While this connectivity opens up a whole new space for innovative products and services, it also increases the attack surface of such systems, making them potentially vulnerable to cyber attacks. As a result cyber security is now a pervasive requirement, one that we cannot and must not ignore.

It is, therefore, important that decision-makers are able to effectively understand and respond to cyber security risks from a business continuity and recovery perspective in order to evaluate and prioritise their mitigation responses. However, doing so is far more complex than one may envisage. We lack any effective metrics for articulating cyber risk as business risk. Most metrics for articulating cyber risk tend to be rooted in technical measures. Though technical measures are important at a lower level of abstraction, they often bear little relationship to typical factors used in business risk analysis, such as business continuity, disaster recovery, cost, reputation, impact on resources, etc.

The problem is compounded by the fact that most metrics are ordinal – there is a propensity to derive a single numerical figure, which often results in masking or losing knowledge that is essential to business risk decision-making. Such tendency to over-simplify also makes it difficult nigh impossible to articulate the risk of second and third order business impacts, that is, across space and time. Furthermore, cyber security risks are not merely a technical issue. They often arise when technologies, people and organisational cultures intersect. Thus we must not only understand the technical factors but also the social and organisational factors shaping such risks and our responses to them.

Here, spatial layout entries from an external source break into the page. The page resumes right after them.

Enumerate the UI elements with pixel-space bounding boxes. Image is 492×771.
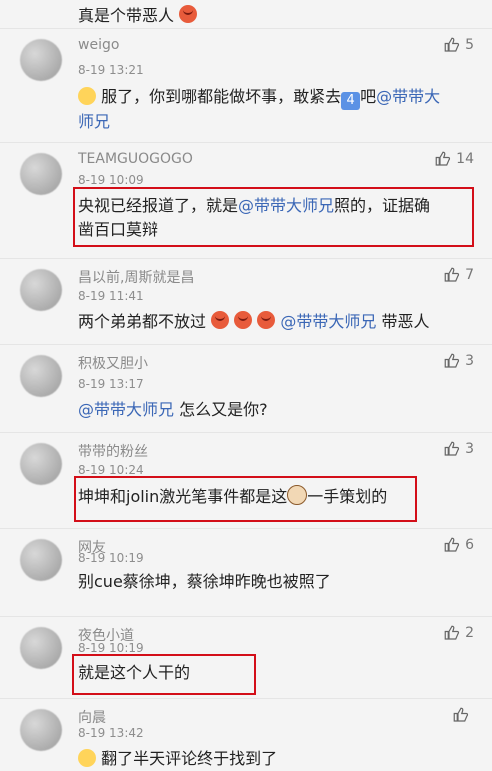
smile-face-icon <box>78 87 96 105</box>
like-button[interactable]: 7 <box>443 266 474 284</box>
avatar[interactable] <box>20 443 62 485</box>
like-count: 6 <box>465 537 474 553</box>
mention-link[interactable]: @带带大师兄 <box>280 312 376 331</box>
username[interactable]: 昌以前,周斯就是昌 <box>78 267 194 287</box>
angry-face-icon <box>211 311 230 329</box>
timestamp: 8-19 11:41 <box>78 289 144 303</box>
timestamp: 8-19 13:21 <box>78 63 144 77</box>
comment-text: 坤坤和jolin激光笔事件都是这 一手策划的 <box>78 485 388 506</box>
like-count: 3 <box>465 441 474 457</box>
like-button[interactable]: 3 <box>443 440 474 458</box>
avatar[interactable] <box>20 355 62 397</box>
comment-text: 就是这个人干的 <box>78 663 191 682</box>
timestamp: 8-19 13:17 <box>78 377 144 391</box>
comment-item[interactable]: TEAMGUOGOGO 8-19 10:09 14 央视已经报道了，就是@带带大… <box>0 142 492 259</box>
angry-face-icon <box>179 5 198 23</box>
like-button[interactable]: 2 <box>443 624 474 642</box>
comment-item[interactable]: 向晨 8-19 13:42 翻了半天评论终于找到了 <box>0 698 492 768</box>
comment-text: 央视已经报道了，就是@带带大师兄照的，证据确 凿百口莫辩 <box>78 196 431 239</box>
like-count: 7 <box>465 267 474 283</box>
number-four-icon: 4 <box>341 92 361 110</box>
comment-page: 真是个带恶人 weigo 8-19 13:21 5 服了，你到哪都能做坏事，敢紧… <box>0 0 492 768</box>
avatar[interactable] <box>20 39 62 81</box>
like-button[interactable]: 5 <box>443 36 474 54</box>
thumbs-up-icon <box>444 537 460 552</box>
avatar[interactable] <box>20 539 62 581</box>
thumbs-up-icon <box>444 37 460 52</box>
thumbs-up-icon <box>444 267 460 282</box>
mention-link[interactable]: @带带大 <box>376 87 440 106</box>
timestamp: 8-19 10:19 <box>78 641 144 655</box>
comment-item[interactable]: 网友 8-19 10:19 6 别cue蔡徐坤，蔡徐坤昨晚也被照了 <box>0 528 492 617</box>
like-count: 5 <box>465 37 474 53</box>
thumbs-up-icon <box>435 151 451 166</box>
comment-text: 服了，你到哪都能做坏事，敢紧去 4 吧@带带大 师兄 <box>78 87 441 131</box>
like-button[interactable] <box>452 706 474 724</box>
comment-item[interactable]: weigo 8-19 13:21 5 服了，你到哪都能做坏事，敢紧去 4 吧@带带大… <box>0 28 492 143</box>
comment-item[interactable]: 积极又胆小 8-19 13:17 3 @带带大师兄 怎么又是你? <box>0 344 492 433</box>
smile-face-icon <box>78 749 96 767</box>
avatar[interactable] <box>20 269 62 311</box>
username[interactable]: 积极又胆小 <box>78 353 148 373</box>
like-count: 3 <box>465 353 474 369</box>
comment-text: 别cue蔡徐坤，蔡徐坤昨晚也被照了 <box>78 572 331 591</box>
thumbs-up-icon <box>444 353 460 368</box>
comment-text: @带带大师兄 怎么又是你? <box>78 400 268 419</box>
like-button[interactable]: 6 <box>443 536 474 554</box>
like-button[interactable]: 3 <box>443 352 474 370</box>
mention-link[interactable]: @带带大师兄 <box>238 196 334 215</box>
timestamp: 8-19 10:24 <box>78 463 144 477</box>
comment-item[interactable]: 昌以前,周斯就是昌 8-19 11:41 7 两个弟弟都不放过 @带带大师兄 带… <box>0 258 492 345</box>
angry-face-icon <box>234 311 253 329</box>
avatar[interactable] <box>20 709 62 751</box>
username[interactable]: weigo <box>78 37 119 53</box>
username[interactable]: 向晨 <box>78 707 106 727</box>
timestamp: 8-19 13:42 <box>78 726 144 740</box>
avatar[interactable] <box>20 627 62 669</box>
previous-comment-text: 真是个带恶人 <box>78 2 198 26</box>
mention-link[interactable]: @带带大师兄 <box>78 400 174 419</box>
like-button[interactable]: 14 <box>434 150 474 168</box>
username[interactable]: 带带的粉丝 <box>78 441 148 461</box>
dog-face-icon <box>287 485 308 505</box>
thumbs-up-icon <box>444 441 460 456</box>
like-count: 14 <box>456 151 474 167</box>
like-count: 2 <box>465 625 474 641</box>
timestamp: 8-19 10:19 <box>78 551 144 565</box>
angry-face-icon <box>257 311 276 329</box>
username[interactable]: TEAMGUOGOGO <box>78 151 193 167</box>
avatar[interactable] <box>20 153 62 195</box>
mention-link-continued[interactable]: 师兄 <box>78 112 110 131</box>
comment-text: 两个弟弟都不放过 @带带大师兄 带恶人 <box>78 311 430 331</box>
comment-item[interactable]: 夜色小道 8-19 10:19 2 就是这个人干的 <box>0 616 492 699</box>
timestamp: 8-19 10:09 <box>78 173 144 187</box>
comment-text: 翻了半天评论终于找到了 <box>78 747 468 771</box>
comment-item[interactable]: 带带的粉丝 8-19 10:24 3 坤坤和jolin激光笔事件都是这 一手策划的 <box>0 432 492 529</box>
thumbs-up-icon <box>453 707 469 722</box>
thumbs-up-icon <box>444 625 460 640</box>
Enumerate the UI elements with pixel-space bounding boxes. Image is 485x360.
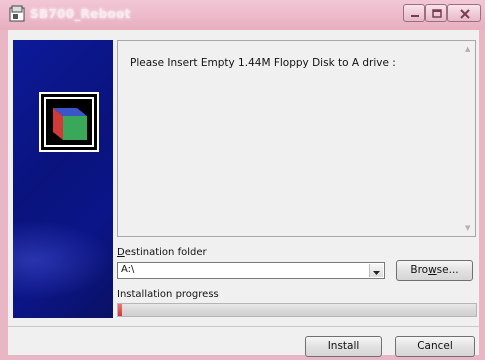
- browse-button[interactable]: Browse...: [396, 260, 473, 281]
- destination-folder-select[interactable]: A:\: [117, 262, 385, 279]
- scroll-up-icon[interactable]: ▲: [465, 45, 470, 53]
- cancel-button[interactable]: Cancel: [395, 336, 475, 357]
- title-bar[interactable]: SB700_Reboot: [0, 0, 485, 30]
- close-icon: [460, 9, 470, 19]
- message-scrollbar[interactable]: ▲ ▼: [463, 41, 475, 236]
- app-icon: [9, 5, 25, 22]
- minimize-button[interactable]: [403, 4, 425, 22]
- destination-folder-value: A:\: [121, 264, 135, 275]
- installer-logo-icon: [39, 92, 99, 152]
- scroll-down-icon[interactable]: ▼: [465, 224, 470, 232]
- side-banner: [13, 40, 113, 318]
- progress-fill: [118, 304, 122, 316]
- destination-folder-label: Destination folder: [117, 247, 207, 258]
- maximize-icon: [432, 9, 442, 18]
- installer-window: SB700_Reboot Please Insert Empty 1.44M F…: [0, 0, 485, 360]
- installation-progress-bar: [117, 303, 477, 317]
- close-button[interactable]: [447, 4, 481, 22]
- installation-progress-label: Installation progress: [117, 289, 219, 300]
- install-button[interactable]: Install: [305, 336, 382, 357]
- separator: [8, 326, 479, 327]
- message-panel: Please Insert Empty 1.44M Floppy Disk to…: [117, 40, 476, 237]
- chevron-down-icon: [373, 271, 380, 275]
- maximize-button[interactable]: [425, 4, 447, 22]
- banner-glow: [13, 220, 113, 300]
- minimize-icon: [411, 15, 419, 17]
- message-text: Please Insert Empty 1.44M Floppy Disk to…: [130, 57, 396, 69]
- window-title: SB700_Reboot: [30, 7, 131, 21]
- dropdown-button[interactable]: [369, 264, 383, 277]
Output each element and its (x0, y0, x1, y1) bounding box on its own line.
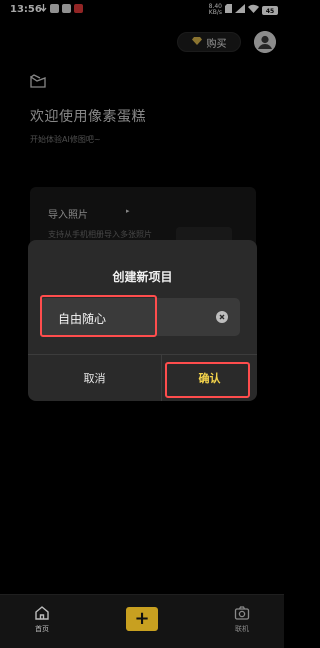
camera-icon (228, 605, 256, 621)
plus-icon: + (134, 608, 150, 629)
nav-tether[interactable]: 联机 (228, 605, 256, 634)
create-project-dialog: 创建新项目 自由随心 取消 确认 (28, 240, 257, 401)
nav-home-label: 首页 (35, 625, 49, 633)
input-highlight-box (40, 295, 157, 337)
nav-home[interactable]: 首页 (28, 605, 56, 634)
clear-icon[interactable] (216, 311, 228, 323)
confirm-highlight-box (165, 362, 250, 398)
add-project-button[interactable]: + (126, 607, 158, 631)
dialog-title: 创建新项目 (112, 270, 173, 284)
home-icon (28, 605, 56, 621)
bottom-nav: 首页 + 联机 (0, 594, 284, 648)
nav-tether-label: 联机 (235, 625, 249, 633)
cancel-button[interactable]: 取消 (28, 355, 161, 401)
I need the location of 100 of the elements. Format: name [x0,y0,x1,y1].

We are tackling these issues within project MUMBA, funded by the Engineering and Physical Sciences Research Council as part of the Research Institute in Trustworthy Industrial Control Systems. While our focus is on cyber-physical infrastructures, the problem is not limited to such systems. Our modern digital economy relies on these connected systems and infrastructures. And we cannot hope to manage cyber security risks in such an environment effectively unless we tackle the challenges highlighted above.